Any candidate needs strength and courage for a presidential run, but Obama recognizes that he also needs faith. He protests the notion that faith and politics must remain separate, and chastises fellow Democrats for abandoning religious ideas in the public square.

Less than three months before the presidential primaries begin, Obama is trailing front-runner Hillary Clinton in the polls, but he is pressing religion more than any of his Democratic opponents: He openly offers his account of converting to Christianity, has delivered at least two major speeches on faith and politics, and is aggressively courting support from churches and individual Christians.

The Obama strategy is key to distinguishing himself from Clinton, who shares nearly identical policy positions on issues like health care, economics, and the war in Iraq. The goal is clear: Gain an edge by tapping into a segment of religious voters that Democrats have largely ignored in the past; insist that conservative Christians should compromise on principle for the sake of consensus. In his words, the "so-called leaders of the Christian right" are "hijacking" faith and "all too eager to exploit what divides us."

Apart from commending conservative evangelicals for combating poverty and for drawing attention to the African crisis in Darfur and over AIDS, Obama makes it clear that he doesn't often agree with the religious right. Yet he has sought consensus among Christian leaders well known in conservative circles-appearing late last year at a church-sponsored event to combat AIDS with mega-church pastor and Purpose Driven Life author Rick Warren.

Obama also strikes themes that resonate with conservative evangelicals. He speaks about the importance of family and individual responsibility in addressing poverty, AIDS, and unwanted pregnancies. He stresses the urgency of cultivating strong fathers in the black community and says the government is no substitute for good dads. He also speaks about the importance of his own family, including his wife of 14 years, Michelle, a Harvard-educated attorney he met while working at a law firm in Chicago. The couple still live in Chicago with their two daughters, ages 9 and 6.

When Obama delivered a speech about faith and politics at the Call to Renewal conference organized by left-leaning evangelical Jim Wallis and others, he told the group that Democrats need to compete for the support of Christians. "Secularists are wrong when they ask believers to leave their religion at the door before entering the public square." But he also challenged conservative Christians to "accept some ground rules for collaboration" with those with whom they disagree.

Specifically, Obama believes conservatives should be willing to compromise on the issues of abortion and civil unions for homosexuals.
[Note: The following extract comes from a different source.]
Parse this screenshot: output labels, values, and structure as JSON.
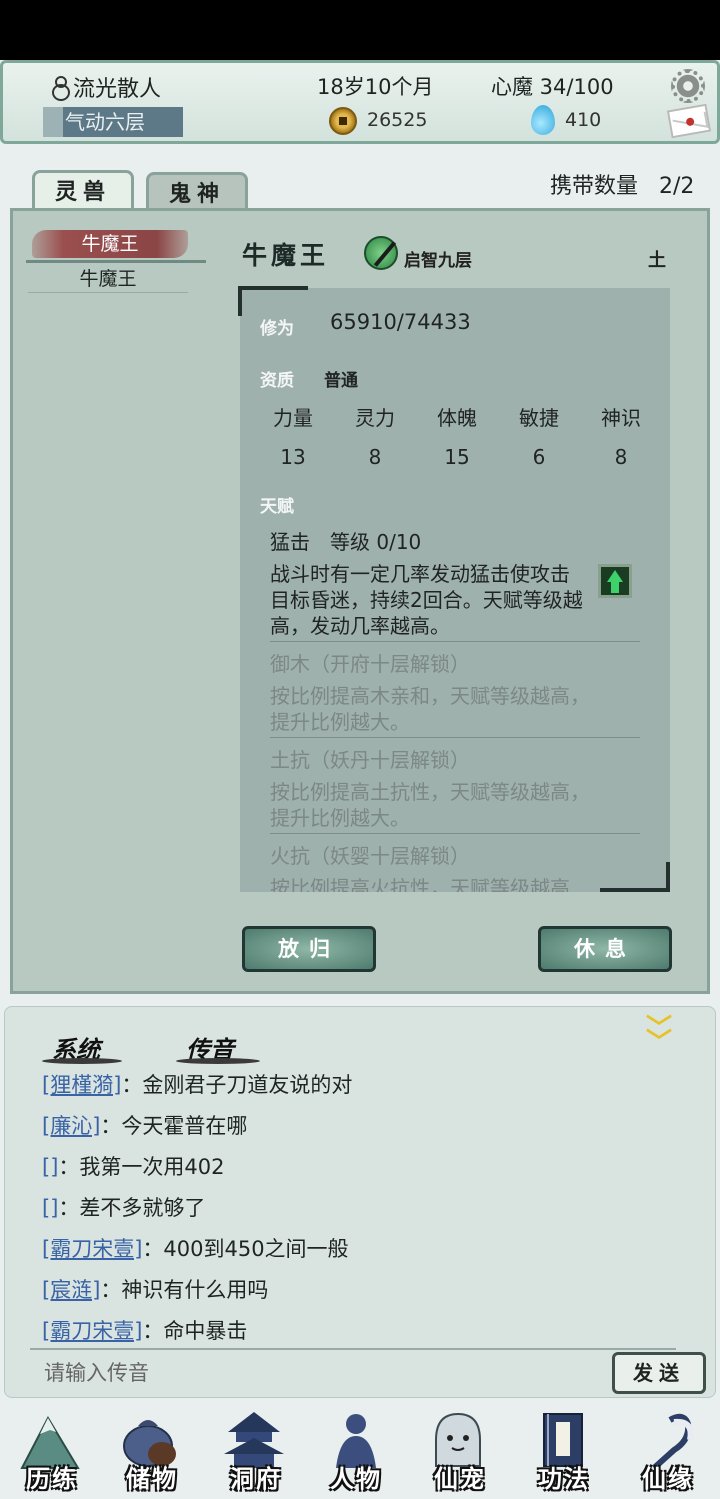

The candidate vigorously supports both.

In his political memoir The Audacity of Hope, Obama, 46, makes clear that his religious views, like his political ones, are progressive and liberal. Nearly 20 years ago, he joined the United Church of Christ (UCC), a self-described "progressive" denomination that was the first to openly ordain homosexuals. In 2005, the UCC passed a resolution supporting gay marriage. (Like other Democratic front-runners, Obama says he doesn't support gay marriage, but advocates civil unions for homosexual couples.)

Obama and his wife are long-time members of Trinity UCC, an 8,500-member congregation in Chicago that represents the largest predominantly black church in the denomination.